NEED TO MEET Cédric Teissier, General Counsel, Triago

The flow of money back and forth over the Atlantic into PE coffers appears to be slowing.

European fund sponsors, for one, are backing away from American investors due to fears about the Dodd-Frank financial reform law, said Cédric Teissier, the new general counsel at the Paris-based placement agent Triago. “We had a couple of GPs say to us, ‘I don’t want any U.S. investors now. I want to see how Dodd-Frank plays out.'”

Dodd-Frank’s “foreign private adviser exemption” limits non-U.S. sponsors to managing less than $25 million from fewer than 15 U.S. investors if they want to avoid registration with the U.S. Securities and Exchange Commission. Triago has estimated that registration could cost non-U.S. sponsors $300,000 to $400,000 a year in compliance expenses.

But there is an out for foreign sponsors that don’t have an office in the United States, called the “limited private fund exemption.” Such firms can raise unlimited funds here, provided they follow a few notification and recordkeeping requirements, Teissier said.

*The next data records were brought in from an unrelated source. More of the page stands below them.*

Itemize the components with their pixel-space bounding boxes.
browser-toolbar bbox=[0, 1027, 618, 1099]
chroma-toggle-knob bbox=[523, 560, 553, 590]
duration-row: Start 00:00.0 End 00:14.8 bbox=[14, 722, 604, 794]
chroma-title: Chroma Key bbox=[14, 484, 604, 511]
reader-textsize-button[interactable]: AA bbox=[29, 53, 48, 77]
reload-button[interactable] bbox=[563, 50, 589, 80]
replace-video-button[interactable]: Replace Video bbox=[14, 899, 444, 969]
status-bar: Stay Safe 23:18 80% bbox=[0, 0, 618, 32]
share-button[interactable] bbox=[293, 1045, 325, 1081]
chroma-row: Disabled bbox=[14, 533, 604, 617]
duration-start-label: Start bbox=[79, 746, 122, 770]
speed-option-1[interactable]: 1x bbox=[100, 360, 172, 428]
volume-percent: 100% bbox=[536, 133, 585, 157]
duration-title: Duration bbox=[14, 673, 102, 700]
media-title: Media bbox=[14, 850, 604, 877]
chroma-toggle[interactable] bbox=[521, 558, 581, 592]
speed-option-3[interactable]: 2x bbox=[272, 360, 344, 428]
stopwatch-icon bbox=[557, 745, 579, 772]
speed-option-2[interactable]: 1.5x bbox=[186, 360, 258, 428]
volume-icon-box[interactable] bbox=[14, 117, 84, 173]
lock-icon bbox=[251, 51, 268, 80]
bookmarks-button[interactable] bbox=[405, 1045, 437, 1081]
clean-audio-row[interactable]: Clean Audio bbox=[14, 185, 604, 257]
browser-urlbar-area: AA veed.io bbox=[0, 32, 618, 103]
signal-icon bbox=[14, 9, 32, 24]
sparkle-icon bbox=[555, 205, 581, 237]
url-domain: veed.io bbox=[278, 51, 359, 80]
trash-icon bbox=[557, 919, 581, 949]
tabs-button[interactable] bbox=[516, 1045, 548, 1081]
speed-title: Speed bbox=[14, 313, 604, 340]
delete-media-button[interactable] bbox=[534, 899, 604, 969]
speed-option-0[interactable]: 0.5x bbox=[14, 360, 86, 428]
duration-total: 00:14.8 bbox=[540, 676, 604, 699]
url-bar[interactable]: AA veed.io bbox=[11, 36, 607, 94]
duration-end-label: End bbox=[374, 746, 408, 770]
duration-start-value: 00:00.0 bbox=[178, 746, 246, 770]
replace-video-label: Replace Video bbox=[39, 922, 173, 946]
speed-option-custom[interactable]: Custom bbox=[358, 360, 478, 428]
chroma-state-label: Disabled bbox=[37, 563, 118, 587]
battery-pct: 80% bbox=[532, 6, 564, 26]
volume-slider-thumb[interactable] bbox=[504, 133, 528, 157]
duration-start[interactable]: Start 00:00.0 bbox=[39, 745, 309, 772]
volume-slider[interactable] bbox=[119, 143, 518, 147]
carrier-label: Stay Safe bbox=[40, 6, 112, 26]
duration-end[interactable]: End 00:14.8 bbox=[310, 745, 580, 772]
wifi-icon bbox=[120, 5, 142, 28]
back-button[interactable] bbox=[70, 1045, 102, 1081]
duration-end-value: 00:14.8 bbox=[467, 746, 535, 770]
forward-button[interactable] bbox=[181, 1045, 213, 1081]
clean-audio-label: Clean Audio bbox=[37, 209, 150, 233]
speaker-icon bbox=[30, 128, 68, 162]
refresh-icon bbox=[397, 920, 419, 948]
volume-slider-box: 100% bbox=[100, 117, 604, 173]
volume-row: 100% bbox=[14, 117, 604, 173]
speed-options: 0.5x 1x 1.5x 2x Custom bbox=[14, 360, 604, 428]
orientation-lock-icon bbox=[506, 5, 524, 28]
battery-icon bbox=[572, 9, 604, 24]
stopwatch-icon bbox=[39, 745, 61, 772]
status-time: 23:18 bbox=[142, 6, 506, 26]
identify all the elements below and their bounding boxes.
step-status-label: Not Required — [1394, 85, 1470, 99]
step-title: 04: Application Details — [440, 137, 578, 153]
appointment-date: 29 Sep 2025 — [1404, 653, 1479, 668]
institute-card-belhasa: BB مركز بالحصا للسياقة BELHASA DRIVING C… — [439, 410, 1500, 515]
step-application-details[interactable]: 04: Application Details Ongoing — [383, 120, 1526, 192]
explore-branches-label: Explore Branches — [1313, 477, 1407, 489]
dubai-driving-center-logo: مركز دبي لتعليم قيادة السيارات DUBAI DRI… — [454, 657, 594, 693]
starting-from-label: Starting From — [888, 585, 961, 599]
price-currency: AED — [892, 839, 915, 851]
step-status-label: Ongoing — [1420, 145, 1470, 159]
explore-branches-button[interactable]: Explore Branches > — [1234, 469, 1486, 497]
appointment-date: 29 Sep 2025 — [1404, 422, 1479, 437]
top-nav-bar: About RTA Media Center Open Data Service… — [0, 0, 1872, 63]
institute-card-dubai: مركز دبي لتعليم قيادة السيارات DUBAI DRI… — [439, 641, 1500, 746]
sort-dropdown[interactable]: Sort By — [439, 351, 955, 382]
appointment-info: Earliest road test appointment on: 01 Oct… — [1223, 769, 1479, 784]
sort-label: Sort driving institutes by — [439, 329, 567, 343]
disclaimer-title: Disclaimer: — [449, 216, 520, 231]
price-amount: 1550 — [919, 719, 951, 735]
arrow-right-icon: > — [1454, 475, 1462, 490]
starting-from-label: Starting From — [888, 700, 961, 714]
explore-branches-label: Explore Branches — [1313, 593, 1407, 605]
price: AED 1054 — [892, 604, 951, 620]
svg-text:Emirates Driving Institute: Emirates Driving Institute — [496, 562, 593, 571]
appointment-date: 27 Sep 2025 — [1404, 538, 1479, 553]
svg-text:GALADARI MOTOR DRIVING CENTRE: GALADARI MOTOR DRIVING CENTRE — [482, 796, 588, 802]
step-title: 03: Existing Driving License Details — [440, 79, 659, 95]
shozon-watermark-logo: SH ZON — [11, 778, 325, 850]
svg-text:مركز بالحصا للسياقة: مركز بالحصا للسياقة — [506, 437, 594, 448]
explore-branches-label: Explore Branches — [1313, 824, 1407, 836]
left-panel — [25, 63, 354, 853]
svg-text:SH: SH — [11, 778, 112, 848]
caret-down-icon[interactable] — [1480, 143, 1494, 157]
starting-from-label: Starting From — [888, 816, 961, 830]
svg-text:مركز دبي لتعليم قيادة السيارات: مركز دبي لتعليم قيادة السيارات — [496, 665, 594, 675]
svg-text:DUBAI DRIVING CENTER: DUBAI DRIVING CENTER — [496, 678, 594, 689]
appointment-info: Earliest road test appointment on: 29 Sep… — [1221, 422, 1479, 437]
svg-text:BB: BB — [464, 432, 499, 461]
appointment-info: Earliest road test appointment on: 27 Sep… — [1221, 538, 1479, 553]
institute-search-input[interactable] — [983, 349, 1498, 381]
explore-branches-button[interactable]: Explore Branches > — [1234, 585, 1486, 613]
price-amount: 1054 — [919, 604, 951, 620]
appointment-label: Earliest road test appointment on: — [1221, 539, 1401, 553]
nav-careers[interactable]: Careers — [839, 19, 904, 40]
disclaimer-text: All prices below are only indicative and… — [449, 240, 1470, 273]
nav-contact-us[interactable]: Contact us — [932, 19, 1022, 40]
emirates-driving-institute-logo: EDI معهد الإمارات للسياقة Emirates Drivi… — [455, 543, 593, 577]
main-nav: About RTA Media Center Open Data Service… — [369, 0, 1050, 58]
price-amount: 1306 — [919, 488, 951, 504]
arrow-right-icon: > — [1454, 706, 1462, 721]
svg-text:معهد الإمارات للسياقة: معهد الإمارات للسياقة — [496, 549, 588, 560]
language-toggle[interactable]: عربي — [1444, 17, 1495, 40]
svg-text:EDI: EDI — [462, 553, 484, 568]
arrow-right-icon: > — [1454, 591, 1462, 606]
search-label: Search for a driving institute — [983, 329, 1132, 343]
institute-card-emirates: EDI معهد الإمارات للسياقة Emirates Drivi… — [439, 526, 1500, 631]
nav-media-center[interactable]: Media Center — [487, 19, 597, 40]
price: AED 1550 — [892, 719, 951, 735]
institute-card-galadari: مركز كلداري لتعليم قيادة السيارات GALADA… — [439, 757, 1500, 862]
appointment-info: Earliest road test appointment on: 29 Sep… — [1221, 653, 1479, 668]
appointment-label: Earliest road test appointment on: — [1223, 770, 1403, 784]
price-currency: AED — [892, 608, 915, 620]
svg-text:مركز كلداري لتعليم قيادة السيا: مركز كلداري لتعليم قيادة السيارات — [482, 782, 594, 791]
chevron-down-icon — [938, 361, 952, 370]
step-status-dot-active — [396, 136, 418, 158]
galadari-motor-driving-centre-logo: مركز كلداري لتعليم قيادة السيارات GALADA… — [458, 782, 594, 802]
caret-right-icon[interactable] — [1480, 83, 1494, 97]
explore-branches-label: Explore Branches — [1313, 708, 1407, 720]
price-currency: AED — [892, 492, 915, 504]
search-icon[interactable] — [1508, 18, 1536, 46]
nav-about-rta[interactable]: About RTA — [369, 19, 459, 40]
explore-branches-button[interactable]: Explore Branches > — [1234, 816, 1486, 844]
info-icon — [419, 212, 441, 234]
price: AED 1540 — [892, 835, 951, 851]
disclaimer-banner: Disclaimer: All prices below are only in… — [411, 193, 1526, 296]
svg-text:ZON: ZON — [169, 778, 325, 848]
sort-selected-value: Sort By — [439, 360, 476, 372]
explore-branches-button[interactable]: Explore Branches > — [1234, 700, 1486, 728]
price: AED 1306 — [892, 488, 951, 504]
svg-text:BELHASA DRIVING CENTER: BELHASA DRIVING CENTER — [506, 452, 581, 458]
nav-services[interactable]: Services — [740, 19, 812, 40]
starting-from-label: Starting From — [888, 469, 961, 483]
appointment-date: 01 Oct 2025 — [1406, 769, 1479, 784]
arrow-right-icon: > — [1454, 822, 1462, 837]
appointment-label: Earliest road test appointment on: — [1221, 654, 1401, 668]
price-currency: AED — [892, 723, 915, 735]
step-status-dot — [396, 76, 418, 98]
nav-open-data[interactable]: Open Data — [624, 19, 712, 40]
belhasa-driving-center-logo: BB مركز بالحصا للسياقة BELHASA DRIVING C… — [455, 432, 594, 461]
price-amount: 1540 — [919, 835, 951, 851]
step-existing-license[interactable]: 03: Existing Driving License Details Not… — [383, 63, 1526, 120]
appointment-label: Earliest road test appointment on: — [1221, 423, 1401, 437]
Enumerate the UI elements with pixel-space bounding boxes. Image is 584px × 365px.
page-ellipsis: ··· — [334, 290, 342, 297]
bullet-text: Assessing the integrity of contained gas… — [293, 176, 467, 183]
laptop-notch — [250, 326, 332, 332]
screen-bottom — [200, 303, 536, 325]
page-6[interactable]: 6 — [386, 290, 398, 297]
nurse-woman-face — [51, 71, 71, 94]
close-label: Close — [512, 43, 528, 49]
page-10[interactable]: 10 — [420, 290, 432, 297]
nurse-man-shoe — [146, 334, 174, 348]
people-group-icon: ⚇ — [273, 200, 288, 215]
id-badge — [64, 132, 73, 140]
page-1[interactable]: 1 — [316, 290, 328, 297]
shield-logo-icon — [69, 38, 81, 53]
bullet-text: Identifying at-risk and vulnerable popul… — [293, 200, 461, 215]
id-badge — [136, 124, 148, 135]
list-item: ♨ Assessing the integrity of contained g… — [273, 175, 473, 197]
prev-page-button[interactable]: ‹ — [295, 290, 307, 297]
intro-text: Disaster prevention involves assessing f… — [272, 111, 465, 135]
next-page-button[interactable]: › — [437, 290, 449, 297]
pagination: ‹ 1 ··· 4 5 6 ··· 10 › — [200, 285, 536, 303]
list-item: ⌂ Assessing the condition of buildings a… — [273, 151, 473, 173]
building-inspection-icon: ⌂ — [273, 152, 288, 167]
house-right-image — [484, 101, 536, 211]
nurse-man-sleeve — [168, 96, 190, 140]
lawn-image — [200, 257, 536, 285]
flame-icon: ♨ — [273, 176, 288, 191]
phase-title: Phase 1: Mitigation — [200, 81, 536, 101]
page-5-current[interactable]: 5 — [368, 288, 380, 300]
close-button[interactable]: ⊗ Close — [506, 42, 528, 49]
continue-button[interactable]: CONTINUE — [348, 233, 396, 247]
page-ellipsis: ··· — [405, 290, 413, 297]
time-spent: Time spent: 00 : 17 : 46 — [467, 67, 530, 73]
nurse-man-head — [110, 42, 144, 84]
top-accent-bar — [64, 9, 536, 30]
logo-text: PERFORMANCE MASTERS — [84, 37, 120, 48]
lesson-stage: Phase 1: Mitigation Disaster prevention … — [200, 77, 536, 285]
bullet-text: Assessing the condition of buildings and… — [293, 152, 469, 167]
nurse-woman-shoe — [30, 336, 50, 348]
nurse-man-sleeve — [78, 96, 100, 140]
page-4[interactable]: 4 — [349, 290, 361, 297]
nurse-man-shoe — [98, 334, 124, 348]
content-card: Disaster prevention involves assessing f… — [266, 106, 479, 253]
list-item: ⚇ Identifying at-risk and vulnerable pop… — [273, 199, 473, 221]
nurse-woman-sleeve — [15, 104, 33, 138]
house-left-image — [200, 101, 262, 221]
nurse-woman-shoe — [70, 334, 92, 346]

“Most foreign GPs are not very educated about U.S. regulations,” he said. “They looked at the quote-unquote ‘foreign’ exemption, realized they were probably not going to fall under it and got scared, not realizing there was this other exemption they could use.”

Teissier estimated that close to 40 percent of European sponsors have U.S. investors.

The same kind of regulatory deterrence is also taking hold in the opposite direction, he said. The Alternative Investment Fund Managers Directive, approved by the European Union parliament in November as its response to the financial crisis, will require U.S. fund managers to register and obtain a “passport” to raise money in the Continent, he said.

Although the restrictions of the AIFM are not as stringent as draft proposals had been, both it and Dodd-Frank are likely to discourage private equity sponsors from raising money across national borders, effectively limiting investors to investing domestically, Teissier said. “It’s ironic to see this momentum at a time when money is supposed to be flowing internationally without boundaries.”

The new regulations are likely to complicate life for Triago, which receives some 40 percent of its mandates each from the United States and from Europe, with 12 percent from the Middle East and 8 percent from Asia.